Tel Aviv residents petition court to allow public gender-segregated Yom Kippur prayers
Cnaan Lidor is The Times of Israel's Jewish World reporter
Tel Aviv residents petition a district court to order the municipality to allow gender-segregated prayers on public grounds on Yom Kippur.
In their petition to the District Court of Tel Aviv, 14 residents and the Rosh Yehudi organization, which encourages Jews to embrace an Orthodox-religious lifestyle, call the municipality’s refusal to approve their request to hold the prayer event “discriminatory,” citing sex-segregated Muslim prayers, among other arguments.
“Just as nothing prevents a separate policy for Tel Aviv-Jaffa’s Muslim minority, which has segregated events, so there should be no opposition in principle in our multicultural society for the practices of the Jewish-religious minority,” reads the petition.
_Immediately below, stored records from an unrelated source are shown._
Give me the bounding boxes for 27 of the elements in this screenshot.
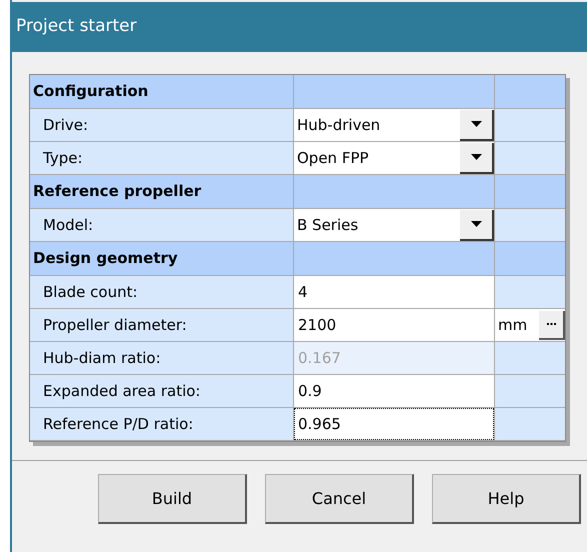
grid-cell [495, 242, 565, 276]
field-label: Type: [43, 148, 83, 169]
field-label: Reference P/D ratio: [43, 414, 194, 435]
unit-label: mm [498, 314, 528, 336]
input-field[interactable]: 4 [294, 276, 494, 308]
field-label: Model: [43, 214, 94, 236]
section-heading: Reference propeller [33, 181, 202, 202]
grid-cell [495, 75, 565, 109]
field-label: Blade count: [43, 282, 138, 303]
field-label: Drive: [43, 114, 88, 136]
window-title: Project starter [16, 15, 137, 38]
dialog-button[interactable]: Help [432, 474, 581, 524]
dialog-button[interactable]: Cancel [265, 474, 414, 524]
input-field[interactable]: 0.9 [294, 375, 494, 407]
section-heading: Configuration [33, 81, 148, 102]
dropdown-arrow-icon [470, 221, 482, 227]
input-field[interactable]: 2100 [294, 309, 494, 341]
input-field[interactable]: 0.965 [294, 408, 494, 440]
section-heading: Design geometry [33, 248, 178, 270]
dropdown-arrow-icon [470, 121, 482, 127]
dropdown-arrow-icon [470, 154, 482, 160]
field-label: Propeller diameter: [43, 314, 187, 336]
grid-cell [495, 175, 565, 209]
ellipsis-button[interactable] [539, 310, 565, 340]
field-label: Hub-diam ratio: [43, 348, 161, 369]
field-label: Expanded area ratio: [43, 380, 200, 402]
dialog-button[interactable]: Build [98, 474, 247, 524]
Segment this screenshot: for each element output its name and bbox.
The petitioners note that thousands of Muslims attended a segregated Eid al-Adha public prayer at Charles Clore Park in Tel Aviv on June 16, where the partition between men and women was made up of fencing emblazoned with the municipality’s logo.
The municipality, the petitioners note, claimed it had never authorized the event. But by allowing it to take place without a permit, the petitioners argue, it also creates a discriminatory reality benefitting minorities that hold segregated prayer without permit and punishing those who seek to obtain it.
The petition follows a letter last week by the municipality’s deputy director Rubi Zluf, who declined the organizers’ request from April to hold a prayer on Dizengoff Square. “The municipality does not make available intensively-used public spaces […] to serve as synagogues,” the letter states.
Segregated prayer on public grounds in Tel Aviv is a controversial issue. Some Tel Aviv residents say it’s religious coercion at taxpayers’ expense, claims that led to clashes last year on Dizengoff Square between worshipers and anti-religious activists.
The municipality says it’s reviewing The Times of Israel’s request for comment about the petition.